Divergent reactivity of acrylamides and β-chloroenones under base-controlled palladium catalysis: construction of spirooxindoles and furan-containing 3,3-disubstituted oxindoles

Herein, we report a divergent construction of spirooxindoles and furan-containing 3,3-disubstituted oxindoles from acrylamides and (E)-beta-chloroenones through (Cs2CO3 or K2CO3)-assisted palladium catalysis, respectively. The sigma-alkylpalladium(ii) species generated from acrylamide and (E)-beta-chloroenone as a 1,2-allenyl ketone surrogate can be involved in two typically catalytic cascades. The formation of spirooxindoles is thought to proceed via sigma-alkylpalladium(ii) species followed by a sequence of C-H activation, highly regioselective allene insertion, and reduction elimination. The synthesis of furan-containing oxindoles proceeds through sigma-alkylpalladium(ii)-catalyzed allenyl ketone activation-cyclization, palladium carbene migratory insertion, and beta-hydride elimination.
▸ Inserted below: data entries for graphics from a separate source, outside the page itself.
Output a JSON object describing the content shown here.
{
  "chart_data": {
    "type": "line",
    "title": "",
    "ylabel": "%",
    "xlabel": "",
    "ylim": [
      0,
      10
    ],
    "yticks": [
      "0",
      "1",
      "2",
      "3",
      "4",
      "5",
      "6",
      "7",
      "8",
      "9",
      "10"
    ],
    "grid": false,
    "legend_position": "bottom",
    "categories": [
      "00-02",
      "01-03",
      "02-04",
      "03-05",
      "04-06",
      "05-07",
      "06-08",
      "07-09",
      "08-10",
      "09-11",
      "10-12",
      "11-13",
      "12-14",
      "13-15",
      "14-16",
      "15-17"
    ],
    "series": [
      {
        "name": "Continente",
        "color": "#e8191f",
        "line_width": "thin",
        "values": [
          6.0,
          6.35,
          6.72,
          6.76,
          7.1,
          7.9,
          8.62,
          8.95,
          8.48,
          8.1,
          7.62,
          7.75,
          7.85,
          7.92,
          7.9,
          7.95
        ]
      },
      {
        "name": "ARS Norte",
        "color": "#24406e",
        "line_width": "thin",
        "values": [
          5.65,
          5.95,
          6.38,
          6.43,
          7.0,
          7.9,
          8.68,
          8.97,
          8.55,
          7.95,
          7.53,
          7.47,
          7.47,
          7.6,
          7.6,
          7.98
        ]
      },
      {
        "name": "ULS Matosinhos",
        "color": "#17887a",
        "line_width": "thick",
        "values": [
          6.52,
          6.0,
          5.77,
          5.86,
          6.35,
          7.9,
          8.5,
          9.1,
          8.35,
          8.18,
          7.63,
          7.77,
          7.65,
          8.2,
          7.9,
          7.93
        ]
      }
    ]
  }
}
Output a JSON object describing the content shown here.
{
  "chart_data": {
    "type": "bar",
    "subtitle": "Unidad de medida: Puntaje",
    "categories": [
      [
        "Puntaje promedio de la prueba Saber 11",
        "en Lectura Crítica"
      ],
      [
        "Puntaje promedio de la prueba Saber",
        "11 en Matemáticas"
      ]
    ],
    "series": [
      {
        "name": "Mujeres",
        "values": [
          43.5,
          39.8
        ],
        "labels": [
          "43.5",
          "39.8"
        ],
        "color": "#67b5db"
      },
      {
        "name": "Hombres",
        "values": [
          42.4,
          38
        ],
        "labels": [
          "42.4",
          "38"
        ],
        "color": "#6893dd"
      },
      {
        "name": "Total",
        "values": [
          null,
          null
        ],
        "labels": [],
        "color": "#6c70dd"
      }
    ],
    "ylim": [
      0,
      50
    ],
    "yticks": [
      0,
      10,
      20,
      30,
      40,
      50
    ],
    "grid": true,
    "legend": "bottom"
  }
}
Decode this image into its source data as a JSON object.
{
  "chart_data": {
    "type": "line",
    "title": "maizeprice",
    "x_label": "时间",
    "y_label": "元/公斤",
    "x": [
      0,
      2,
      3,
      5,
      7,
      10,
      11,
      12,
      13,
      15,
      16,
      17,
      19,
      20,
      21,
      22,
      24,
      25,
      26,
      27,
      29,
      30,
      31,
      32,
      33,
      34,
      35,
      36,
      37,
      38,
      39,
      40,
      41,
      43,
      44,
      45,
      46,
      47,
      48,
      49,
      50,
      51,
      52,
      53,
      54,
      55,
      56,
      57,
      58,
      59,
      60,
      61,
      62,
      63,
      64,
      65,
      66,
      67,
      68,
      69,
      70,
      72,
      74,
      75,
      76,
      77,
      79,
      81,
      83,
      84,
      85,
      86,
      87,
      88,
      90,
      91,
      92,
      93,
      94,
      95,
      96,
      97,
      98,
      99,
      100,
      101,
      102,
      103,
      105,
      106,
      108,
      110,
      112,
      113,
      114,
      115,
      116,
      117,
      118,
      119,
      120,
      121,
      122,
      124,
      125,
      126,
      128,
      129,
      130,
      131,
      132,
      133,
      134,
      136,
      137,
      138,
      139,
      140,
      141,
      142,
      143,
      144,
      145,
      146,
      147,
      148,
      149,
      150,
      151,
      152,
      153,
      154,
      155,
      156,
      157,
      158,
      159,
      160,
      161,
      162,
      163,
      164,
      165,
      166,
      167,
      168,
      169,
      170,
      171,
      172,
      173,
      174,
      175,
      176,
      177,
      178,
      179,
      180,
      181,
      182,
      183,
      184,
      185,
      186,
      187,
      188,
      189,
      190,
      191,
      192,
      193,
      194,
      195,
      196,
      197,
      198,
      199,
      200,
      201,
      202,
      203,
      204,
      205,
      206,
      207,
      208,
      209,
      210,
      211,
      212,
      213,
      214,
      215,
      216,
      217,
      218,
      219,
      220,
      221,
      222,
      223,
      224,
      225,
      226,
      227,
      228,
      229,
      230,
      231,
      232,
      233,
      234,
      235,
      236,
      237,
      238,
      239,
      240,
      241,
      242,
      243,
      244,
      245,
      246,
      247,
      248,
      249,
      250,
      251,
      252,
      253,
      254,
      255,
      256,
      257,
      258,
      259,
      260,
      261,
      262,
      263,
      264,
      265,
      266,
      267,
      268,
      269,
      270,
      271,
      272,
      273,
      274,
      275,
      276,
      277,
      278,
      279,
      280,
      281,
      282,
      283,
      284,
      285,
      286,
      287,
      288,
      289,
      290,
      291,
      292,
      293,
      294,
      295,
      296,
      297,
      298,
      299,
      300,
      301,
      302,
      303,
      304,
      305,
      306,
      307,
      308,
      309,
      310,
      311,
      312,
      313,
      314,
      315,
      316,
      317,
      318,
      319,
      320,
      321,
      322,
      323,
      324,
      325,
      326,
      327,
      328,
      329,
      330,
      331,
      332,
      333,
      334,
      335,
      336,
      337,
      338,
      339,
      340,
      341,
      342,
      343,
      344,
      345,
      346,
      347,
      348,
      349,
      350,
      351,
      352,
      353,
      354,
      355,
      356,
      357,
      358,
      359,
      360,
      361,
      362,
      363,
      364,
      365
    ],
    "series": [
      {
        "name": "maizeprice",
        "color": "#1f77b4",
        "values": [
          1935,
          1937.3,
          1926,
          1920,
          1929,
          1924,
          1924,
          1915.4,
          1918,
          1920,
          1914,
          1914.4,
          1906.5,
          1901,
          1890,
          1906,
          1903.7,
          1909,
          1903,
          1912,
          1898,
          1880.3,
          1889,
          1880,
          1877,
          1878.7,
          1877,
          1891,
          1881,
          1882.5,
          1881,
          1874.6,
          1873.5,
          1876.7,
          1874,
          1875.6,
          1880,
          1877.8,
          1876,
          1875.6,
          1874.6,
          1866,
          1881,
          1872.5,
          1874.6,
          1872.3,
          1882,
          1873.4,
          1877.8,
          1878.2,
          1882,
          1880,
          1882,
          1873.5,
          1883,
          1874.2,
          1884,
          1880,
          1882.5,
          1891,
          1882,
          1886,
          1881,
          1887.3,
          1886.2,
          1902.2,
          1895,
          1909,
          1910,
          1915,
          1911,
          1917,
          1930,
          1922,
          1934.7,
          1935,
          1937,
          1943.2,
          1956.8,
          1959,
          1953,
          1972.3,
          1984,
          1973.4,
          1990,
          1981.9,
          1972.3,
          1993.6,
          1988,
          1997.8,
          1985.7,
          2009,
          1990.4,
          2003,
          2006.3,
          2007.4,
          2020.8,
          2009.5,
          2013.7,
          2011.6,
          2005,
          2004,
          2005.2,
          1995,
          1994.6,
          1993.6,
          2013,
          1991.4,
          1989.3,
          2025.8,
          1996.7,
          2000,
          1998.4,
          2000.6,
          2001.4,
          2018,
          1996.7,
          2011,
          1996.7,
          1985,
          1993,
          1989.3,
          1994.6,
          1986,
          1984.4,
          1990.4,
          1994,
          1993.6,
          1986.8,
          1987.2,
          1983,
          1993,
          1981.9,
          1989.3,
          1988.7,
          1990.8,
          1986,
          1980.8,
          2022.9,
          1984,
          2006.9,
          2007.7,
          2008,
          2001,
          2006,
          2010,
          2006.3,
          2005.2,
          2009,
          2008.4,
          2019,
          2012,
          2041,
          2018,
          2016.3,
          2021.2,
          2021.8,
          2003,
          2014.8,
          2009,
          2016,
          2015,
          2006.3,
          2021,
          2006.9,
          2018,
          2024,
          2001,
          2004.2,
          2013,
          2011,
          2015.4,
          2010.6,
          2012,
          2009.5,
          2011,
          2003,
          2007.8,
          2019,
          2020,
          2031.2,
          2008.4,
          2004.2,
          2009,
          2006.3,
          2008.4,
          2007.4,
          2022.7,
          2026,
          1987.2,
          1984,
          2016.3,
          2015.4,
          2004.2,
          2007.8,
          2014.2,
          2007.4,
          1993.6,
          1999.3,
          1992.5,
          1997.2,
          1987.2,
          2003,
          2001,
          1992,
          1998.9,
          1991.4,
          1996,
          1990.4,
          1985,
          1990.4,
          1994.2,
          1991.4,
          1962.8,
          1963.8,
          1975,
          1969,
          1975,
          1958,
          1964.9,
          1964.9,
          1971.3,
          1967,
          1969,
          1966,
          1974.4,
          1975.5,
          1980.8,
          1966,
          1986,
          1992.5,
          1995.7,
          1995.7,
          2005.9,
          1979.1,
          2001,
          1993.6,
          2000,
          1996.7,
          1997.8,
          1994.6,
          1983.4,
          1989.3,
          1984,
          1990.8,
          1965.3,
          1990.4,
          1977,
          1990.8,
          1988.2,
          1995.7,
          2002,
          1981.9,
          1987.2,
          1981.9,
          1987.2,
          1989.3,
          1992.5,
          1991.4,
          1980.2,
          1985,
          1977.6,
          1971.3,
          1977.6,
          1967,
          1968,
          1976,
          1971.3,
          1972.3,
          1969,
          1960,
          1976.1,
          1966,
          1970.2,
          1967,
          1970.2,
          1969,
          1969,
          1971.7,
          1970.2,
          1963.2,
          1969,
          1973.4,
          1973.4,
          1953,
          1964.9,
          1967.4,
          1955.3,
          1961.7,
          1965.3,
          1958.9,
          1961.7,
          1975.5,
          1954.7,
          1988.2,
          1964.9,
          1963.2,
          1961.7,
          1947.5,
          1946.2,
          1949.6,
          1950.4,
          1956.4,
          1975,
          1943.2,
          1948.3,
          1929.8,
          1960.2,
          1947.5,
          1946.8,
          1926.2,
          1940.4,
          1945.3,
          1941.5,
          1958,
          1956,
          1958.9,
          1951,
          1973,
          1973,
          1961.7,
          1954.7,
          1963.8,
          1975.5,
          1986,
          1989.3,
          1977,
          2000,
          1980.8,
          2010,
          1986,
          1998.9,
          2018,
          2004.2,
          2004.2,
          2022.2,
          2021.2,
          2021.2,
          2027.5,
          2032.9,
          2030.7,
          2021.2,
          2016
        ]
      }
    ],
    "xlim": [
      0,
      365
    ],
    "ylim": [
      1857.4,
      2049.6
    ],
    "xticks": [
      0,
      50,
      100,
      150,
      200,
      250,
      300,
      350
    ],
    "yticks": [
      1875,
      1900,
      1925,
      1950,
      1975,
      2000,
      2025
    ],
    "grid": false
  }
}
Computational studies provide valuable insights into the modes of carbopalladation cyclization, sigma-alkylpalladium(ii) species, spirocyclic palladacycle, regioselectivity of allene insertion, key step of Pd-carbene migratory insertion, and importance of chloride anions in catalyst regeneration. Divergent synthesis of spirooxindoles and furan-containing oxindoles via base-controlled palladium catalysis was achieved. The key intermediates, allene insertion, and Pd-carbene migratory insertion are supported by DFT calculations.